Thomas Herrig: Aus meiner Sicht bleibt es zweifelhaft, ob diese Regelung das Problem, dass oft der Planer durch seine bestehende Haftpflichtversicherung in Regress genommen wird, lösen kann. Denn es bleibt zu befürchten, dass zunächst dem ausführenden Unternehmer die erforderliche Frist zur Nacherfüllung gesetzt wird, die dann wahrscheinlich fruchtlos verstreicht. Die Folge ist, dass der Planer anschließend doch wieder vorrangig in Anspruch genommen wird. Dazu hört man oft das Argument: „Der Planer hat ja eine Haftpflichtversicherung.“

IKZ-HAUSTECHNIK: Auf Basis des BGB-Entwurfs soll das Anordnungsrecht des Auftraggebers auch für Architekten- und Ingenieurverträge gelten. Was bedeutet dies für die Praxis?
Thomas Herrig: In diesem Fall werden sich Architekten und Ingenieure darauf einstellen müssen, ein gezieltes Nachtragsmanagement zu betreiben. Das bedeutet konkret, dass als Pendant zum Anordnungsrecht des Auftraggebers der Planer den ihm zustehenden zusätzlichen Vergütungsanspruch mit einer entsprechenden Nachtragsvereinbarung mit dem Auftraggeber absichert. Die Neuregelung in § 650 b BGB stellt darauf ab, dass die Vertragsbeteiligten Einvernehmen über die zu leistende Vergütung erzielen. Lässt sich das nicht erreichen, kann der Auftraggeber die geänderte Leistung anordnen, wobei dann dem Planer auf der Grundlage von § 650 c BGB (neue Fassung) ein Anspruch auf Anpassung der Vergütung zusteht.

IKZ-HAUSTECHNIK:
Neben zahlreichen positiven Neuerungen haben einige Änderungen auch für Unmut gesorgt. So sind z. B. die Übernahmen bestimmter Regelungen aus der VOB/B in das BGB nicht ohne Kritik geblieben. Was ist der Hintergrund dafür?

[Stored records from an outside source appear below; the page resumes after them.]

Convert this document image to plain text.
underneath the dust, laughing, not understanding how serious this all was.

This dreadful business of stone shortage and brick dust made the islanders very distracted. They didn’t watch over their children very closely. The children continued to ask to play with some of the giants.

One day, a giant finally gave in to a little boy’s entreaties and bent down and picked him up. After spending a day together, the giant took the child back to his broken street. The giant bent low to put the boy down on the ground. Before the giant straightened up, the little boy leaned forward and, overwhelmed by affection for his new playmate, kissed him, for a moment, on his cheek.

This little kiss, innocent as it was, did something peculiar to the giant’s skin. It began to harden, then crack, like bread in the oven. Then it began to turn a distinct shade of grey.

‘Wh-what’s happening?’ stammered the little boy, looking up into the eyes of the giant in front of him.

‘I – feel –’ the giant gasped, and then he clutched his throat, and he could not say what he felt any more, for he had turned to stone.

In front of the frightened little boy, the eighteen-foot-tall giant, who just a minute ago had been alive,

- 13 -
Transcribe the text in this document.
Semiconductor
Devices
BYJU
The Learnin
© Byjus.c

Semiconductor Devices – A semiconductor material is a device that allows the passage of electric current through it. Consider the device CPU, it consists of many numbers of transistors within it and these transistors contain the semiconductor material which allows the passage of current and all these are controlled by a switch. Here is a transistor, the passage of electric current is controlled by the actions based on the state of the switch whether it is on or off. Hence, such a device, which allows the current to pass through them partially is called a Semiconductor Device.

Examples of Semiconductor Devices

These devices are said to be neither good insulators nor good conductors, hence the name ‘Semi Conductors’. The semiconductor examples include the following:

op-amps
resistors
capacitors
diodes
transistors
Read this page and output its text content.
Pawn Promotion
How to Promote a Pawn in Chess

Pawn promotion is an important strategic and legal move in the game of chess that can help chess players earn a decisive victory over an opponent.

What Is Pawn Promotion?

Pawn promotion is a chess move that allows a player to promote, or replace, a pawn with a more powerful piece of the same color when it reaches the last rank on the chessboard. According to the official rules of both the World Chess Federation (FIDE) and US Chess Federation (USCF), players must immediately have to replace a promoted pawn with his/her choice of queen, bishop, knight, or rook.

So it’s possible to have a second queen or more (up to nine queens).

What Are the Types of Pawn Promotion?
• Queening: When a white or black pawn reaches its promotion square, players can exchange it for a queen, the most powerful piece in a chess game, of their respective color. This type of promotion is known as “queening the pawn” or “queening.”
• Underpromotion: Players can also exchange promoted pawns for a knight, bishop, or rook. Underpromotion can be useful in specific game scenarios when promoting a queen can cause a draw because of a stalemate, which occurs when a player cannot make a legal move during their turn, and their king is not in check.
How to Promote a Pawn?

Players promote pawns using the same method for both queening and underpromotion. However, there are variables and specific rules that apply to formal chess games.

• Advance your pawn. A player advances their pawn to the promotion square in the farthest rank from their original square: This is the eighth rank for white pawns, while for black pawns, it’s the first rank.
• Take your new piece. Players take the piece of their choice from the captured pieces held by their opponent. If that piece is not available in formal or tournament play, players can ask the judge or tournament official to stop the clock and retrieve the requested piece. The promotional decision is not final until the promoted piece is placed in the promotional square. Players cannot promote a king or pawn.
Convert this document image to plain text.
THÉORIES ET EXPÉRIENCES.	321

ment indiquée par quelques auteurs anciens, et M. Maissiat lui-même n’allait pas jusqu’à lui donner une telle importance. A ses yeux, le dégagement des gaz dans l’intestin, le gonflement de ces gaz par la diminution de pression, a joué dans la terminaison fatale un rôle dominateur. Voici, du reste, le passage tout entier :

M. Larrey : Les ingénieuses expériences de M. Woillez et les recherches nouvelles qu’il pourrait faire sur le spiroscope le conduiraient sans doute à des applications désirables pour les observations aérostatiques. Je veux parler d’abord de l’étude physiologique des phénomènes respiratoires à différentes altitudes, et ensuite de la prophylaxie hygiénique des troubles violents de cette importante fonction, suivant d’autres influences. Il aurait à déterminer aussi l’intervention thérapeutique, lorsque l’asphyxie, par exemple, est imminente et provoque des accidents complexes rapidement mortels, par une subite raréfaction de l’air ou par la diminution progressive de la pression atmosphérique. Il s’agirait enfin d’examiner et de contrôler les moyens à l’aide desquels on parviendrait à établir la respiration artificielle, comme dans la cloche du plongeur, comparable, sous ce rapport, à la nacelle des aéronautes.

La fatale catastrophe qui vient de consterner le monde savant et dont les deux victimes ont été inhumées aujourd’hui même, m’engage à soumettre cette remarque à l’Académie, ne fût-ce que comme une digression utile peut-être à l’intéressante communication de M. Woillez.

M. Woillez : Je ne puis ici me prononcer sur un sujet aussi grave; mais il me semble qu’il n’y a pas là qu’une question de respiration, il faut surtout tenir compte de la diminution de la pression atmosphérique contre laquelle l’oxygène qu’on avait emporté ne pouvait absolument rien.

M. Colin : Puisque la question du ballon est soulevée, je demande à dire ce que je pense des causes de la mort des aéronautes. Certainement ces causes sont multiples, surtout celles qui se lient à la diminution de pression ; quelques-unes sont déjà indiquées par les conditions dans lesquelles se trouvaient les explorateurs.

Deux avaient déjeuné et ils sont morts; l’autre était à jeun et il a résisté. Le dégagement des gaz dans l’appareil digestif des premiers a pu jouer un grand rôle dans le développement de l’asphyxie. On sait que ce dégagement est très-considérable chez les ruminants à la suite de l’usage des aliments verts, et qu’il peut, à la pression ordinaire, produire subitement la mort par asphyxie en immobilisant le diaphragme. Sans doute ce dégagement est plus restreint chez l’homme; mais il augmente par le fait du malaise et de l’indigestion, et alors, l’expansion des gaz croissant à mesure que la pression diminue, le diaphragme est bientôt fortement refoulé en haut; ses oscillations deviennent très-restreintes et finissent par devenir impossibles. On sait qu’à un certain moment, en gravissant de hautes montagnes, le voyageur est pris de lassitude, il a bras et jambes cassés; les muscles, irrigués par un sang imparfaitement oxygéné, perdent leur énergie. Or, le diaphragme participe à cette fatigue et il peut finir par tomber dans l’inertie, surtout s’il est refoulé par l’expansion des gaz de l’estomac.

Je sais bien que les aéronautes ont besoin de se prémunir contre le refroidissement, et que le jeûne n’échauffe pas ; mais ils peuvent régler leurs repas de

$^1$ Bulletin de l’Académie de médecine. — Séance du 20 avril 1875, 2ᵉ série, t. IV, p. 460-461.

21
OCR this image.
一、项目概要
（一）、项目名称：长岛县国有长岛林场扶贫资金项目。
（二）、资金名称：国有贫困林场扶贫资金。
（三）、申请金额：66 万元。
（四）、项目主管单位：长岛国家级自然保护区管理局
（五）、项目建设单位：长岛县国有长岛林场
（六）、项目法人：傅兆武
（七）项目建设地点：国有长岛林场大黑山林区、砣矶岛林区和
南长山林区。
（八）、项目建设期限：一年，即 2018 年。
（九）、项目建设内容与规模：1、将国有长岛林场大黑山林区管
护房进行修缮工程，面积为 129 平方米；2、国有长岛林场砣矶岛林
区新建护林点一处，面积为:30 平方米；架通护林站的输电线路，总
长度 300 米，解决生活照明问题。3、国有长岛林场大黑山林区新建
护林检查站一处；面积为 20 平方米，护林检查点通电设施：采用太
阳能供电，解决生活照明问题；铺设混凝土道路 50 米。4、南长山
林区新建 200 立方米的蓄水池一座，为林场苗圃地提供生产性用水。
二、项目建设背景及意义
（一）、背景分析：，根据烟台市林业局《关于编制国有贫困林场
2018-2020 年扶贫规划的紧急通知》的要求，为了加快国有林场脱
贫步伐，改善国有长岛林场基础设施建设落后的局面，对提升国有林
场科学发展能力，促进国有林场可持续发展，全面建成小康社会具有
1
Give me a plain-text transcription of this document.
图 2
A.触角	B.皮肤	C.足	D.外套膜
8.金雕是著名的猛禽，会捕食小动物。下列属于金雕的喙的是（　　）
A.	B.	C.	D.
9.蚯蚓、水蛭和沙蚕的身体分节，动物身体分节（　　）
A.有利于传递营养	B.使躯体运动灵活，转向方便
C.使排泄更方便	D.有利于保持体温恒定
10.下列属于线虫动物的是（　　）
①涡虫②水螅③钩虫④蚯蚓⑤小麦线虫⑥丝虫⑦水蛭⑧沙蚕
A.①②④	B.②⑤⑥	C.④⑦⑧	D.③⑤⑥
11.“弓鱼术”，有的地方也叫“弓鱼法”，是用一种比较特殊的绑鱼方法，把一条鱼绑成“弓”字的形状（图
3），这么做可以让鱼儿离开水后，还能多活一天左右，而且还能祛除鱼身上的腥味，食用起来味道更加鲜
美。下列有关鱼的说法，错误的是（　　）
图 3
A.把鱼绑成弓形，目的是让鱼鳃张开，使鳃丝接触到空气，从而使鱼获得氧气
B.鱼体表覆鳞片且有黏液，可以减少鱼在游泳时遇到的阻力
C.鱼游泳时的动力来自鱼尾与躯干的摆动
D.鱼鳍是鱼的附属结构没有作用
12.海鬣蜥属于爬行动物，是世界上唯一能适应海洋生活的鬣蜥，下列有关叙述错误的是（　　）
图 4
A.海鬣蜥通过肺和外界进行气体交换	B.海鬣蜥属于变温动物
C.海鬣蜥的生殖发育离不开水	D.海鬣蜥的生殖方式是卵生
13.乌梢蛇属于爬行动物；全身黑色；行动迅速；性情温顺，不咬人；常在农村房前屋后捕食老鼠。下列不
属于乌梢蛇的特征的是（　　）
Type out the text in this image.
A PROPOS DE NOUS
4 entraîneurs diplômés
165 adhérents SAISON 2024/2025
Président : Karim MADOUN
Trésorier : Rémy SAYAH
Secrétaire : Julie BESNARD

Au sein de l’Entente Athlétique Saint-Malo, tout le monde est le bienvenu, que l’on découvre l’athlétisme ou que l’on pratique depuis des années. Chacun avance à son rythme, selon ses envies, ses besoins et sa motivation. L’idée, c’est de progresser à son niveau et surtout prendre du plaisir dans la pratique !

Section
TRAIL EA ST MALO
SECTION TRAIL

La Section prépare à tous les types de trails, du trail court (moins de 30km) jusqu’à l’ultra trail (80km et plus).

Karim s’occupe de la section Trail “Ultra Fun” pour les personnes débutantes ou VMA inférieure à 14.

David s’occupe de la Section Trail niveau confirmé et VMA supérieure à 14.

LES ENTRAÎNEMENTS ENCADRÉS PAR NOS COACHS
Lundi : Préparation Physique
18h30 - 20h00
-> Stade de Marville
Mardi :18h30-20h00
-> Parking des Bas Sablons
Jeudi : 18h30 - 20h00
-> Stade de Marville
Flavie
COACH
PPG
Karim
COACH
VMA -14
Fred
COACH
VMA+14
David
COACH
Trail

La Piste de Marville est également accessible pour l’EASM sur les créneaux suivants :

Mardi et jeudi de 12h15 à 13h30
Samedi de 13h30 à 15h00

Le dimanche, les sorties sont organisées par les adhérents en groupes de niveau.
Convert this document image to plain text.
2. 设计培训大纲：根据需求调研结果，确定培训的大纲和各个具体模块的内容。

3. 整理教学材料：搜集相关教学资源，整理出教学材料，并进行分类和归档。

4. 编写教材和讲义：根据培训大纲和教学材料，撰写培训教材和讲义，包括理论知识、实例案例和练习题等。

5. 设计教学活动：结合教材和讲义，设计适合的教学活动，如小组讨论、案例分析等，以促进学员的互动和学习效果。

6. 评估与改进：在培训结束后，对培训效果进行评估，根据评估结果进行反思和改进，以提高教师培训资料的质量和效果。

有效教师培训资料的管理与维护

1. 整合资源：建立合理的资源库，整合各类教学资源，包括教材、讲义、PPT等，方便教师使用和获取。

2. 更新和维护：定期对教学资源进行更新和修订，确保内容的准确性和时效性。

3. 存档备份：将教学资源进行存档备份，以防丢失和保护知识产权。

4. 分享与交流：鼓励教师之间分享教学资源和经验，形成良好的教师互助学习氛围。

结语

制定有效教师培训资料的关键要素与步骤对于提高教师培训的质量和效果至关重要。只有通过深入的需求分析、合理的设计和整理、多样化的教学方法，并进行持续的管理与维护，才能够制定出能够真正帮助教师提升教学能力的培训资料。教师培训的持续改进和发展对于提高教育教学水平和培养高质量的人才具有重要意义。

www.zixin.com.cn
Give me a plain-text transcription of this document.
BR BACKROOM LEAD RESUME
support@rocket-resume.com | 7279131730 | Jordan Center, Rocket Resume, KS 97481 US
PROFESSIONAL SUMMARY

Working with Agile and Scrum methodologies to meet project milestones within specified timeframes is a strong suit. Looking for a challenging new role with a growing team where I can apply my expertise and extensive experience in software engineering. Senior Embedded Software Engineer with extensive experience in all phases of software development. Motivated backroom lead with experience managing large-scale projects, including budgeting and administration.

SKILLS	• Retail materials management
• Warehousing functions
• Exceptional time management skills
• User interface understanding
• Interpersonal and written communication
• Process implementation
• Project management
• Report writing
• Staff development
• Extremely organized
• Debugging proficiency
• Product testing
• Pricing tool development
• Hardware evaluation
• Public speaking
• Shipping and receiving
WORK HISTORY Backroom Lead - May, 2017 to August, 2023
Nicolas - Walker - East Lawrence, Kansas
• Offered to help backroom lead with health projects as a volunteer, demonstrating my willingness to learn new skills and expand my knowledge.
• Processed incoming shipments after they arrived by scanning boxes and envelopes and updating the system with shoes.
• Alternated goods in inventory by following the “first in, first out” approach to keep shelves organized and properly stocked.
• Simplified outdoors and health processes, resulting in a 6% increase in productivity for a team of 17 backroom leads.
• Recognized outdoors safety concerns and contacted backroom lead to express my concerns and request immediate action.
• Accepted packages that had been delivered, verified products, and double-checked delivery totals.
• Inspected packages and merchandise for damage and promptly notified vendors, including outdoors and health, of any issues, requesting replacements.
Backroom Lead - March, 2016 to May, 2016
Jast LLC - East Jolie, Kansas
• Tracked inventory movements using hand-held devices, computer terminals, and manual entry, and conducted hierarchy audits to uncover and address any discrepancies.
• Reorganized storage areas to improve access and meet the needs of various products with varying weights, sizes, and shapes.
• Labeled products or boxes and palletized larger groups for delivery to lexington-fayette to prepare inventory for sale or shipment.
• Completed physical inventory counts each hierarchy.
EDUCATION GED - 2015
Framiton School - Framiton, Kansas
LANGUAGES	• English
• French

Thomas Herrig: Viele Baupraktiker vertreten die Auffassung, dass es nicht notwendig ist, hier eine Erweiterung der Regelungen des Werkvertragsrechts im BGB vorzunehmen. Die VOB/B hat sich in der Praxis seit Jahrzehnten bewährt. Es existiert gefestigte Rechtsprechung und die Baubeteiligten sind in der Anwendung der entsprechenden Regelungen sicher geworden.
Bei aller Kritik sollte aber abschließend gewürdigt werden, dass es nach der bisher verstrichenen Zeit ein in jedem Fall lobenswertes Vorhaben darstellt, das Bauvertragsrecht und das Recht der Planer modernen Bedürfnissen anzupassen.